Submitted by: Michele Dawson
The following was published in the "Independent Times" -copy @ LaSalle Co. Genealogy Guild, Ottawa, IL.
date: February 29, 1908
TAPS SOUNDED FOR PATRICK COMFORT
Civil War Veteran and Old Resident Passed Away Last Evening - Funeral Tomorrow
Patrick Comfort, veteran of the Civil War, and for 35 years a resident of Streator, died at his home at 306 Sherman Street, at 5:20 o'clock last evening. A complication of diseases arising from his advanced age resulted in death after seven weeks.
The following sketch of his life was taken from the personal sketches of the Veterans of the Civil War by J.T. Murdock:
Patrick comfort was born in Kilkenny, Ireland, March 12, 1832. When 16 years of age he came with a friend to Michigan where he joined his father. They worked together on construction of the Michigan Central for some time. 1849 He went to Chicago, after which he wandered around to such places where work and wages were most inviting, living in Indiana, Pennsylvania, St. Louis, Mo., and Ohio, working some of the time on railroads and steam boats.
At Akron, Ohio, April 21, 1853 he married Catherine Nagle. In 1856 they came to Illinois, lived in Freeport and Sublette. In the fall of 1859 they moved to Wells Point, Tennessee, where they engaged in conducting a boarding house for railroad contractors. They conducted this institution for ten months. Before leaving that place, the war sentiment became the all-absorbing question of that state.

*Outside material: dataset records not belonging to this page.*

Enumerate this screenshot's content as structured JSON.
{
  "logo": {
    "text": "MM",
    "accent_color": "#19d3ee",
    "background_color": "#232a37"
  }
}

In January, 1861, a proposition for Tennessee to secede from the Union was defeated, but in June, it was carried by nearly a 50,000 majority. In ten months the state raised fifty regiments of troops for the Confederacy, while but five or six regiments for the Union. The railroad contractors upon whom Mr. Comfort depended for a livelihood at that time and place were for the Confederacy. They claimed that his position to secession was sufficient provocation for them to refuse payment of what they owed Mr. Comfort or any other Yankee.

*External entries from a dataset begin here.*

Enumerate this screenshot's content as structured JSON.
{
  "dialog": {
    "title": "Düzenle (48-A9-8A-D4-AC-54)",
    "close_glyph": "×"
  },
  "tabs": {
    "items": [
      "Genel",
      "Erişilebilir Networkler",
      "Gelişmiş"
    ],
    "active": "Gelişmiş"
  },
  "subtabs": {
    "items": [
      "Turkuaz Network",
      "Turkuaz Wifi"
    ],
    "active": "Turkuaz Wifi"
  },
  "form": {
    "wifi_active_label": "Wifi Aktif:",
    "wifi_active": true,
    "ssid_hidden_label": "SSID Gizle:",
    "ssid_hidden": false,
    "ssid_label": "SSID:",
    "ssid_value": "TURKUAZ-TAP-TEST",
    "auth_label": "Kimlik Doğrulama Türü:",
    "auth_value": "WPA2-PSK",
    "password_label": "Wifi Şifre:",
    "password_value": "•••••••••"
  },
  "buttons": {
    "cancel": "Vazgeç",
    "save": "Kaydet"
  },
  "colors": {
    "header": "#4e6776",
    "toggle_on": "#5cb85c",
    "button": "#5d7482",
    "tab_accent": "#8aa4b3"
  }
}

He was therefore out of business and destitute for money with a family to care for and in a community where he was despised as a Yankee. To be called a Yankee - novel to him as the surroundings - was embarrassing, as the people of England often apply indiscriminately the term Yankee to the population of the United States. In rebellion times the Confederacy denominated all adherents of the Union as Yankees. Perhaps they were Americans by birth, a native of the Ever Green Isle, or first opened their eyes on the banks of the Rhine.

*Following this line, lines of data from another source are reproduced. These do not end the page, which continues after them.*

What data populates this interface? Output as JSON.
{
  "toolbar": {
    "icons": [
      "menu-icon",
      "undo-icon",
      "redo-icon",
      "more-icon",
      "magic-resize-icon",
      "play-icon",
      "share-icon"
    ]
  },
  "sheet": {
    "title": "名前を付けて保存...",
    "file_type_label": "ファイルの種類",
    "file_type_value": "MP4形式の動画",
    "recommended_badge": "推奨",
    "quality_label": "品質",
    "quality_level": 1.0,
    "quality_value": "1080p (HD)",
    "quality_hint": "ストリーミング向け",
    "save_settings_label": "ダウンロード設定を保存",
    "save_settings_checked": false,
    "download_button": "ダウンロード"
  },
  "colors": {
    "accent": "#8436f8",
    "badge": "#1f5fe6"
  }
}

Mr. Comfort with his family, but without money, boarded a boat and came down the Tennessee River. The rebel flag was kept flying until they reached Paducah, Kentucky, when it was folded away. When they landed at Cairo, Illinois, they were assisted in getting back to Sublette.
Enlisted in Union Army
On August 15, 1861, he enlisted in Company E, 75, the regiment of Illinois infantry. William S. Frost was captain of the company and Dr. George Ryan was colonel of the regiment. Later on he was transferred to a pioneer corps which was composed of a detail of two men from each company in the army. In this he served most of his term of enlistment. He was transferred to the First Regiment of U.S. Vol. Engineers.
Mr. Comfort was all through the campaigns of the Cumberland Army and participated in the battles of Stone River, Missionary Ridge, Chattanooga, Perryville, ---and others of less importance.
Came to Streator in 1873
Patrick Comfort came to Streator and resided the rest of his life. He was the father of eleven children, eight of whom, with his wife, survive. The children are Patrick, Frank, William, and Mrs. Frank Marritt all of this city, Mrs. R.A. Riley of Morisstown, N.J., Margaret and Josephine, at home, also a daughter-in-law residing in Streator. The decedent was a member of the local G.A.R. post of the Immaculate Conception.
The funeral will be held tomorrow afternoon with services from the Church of the Immaculate Conception at 2 p.m., followed by internment in St. Mary's Cemetery.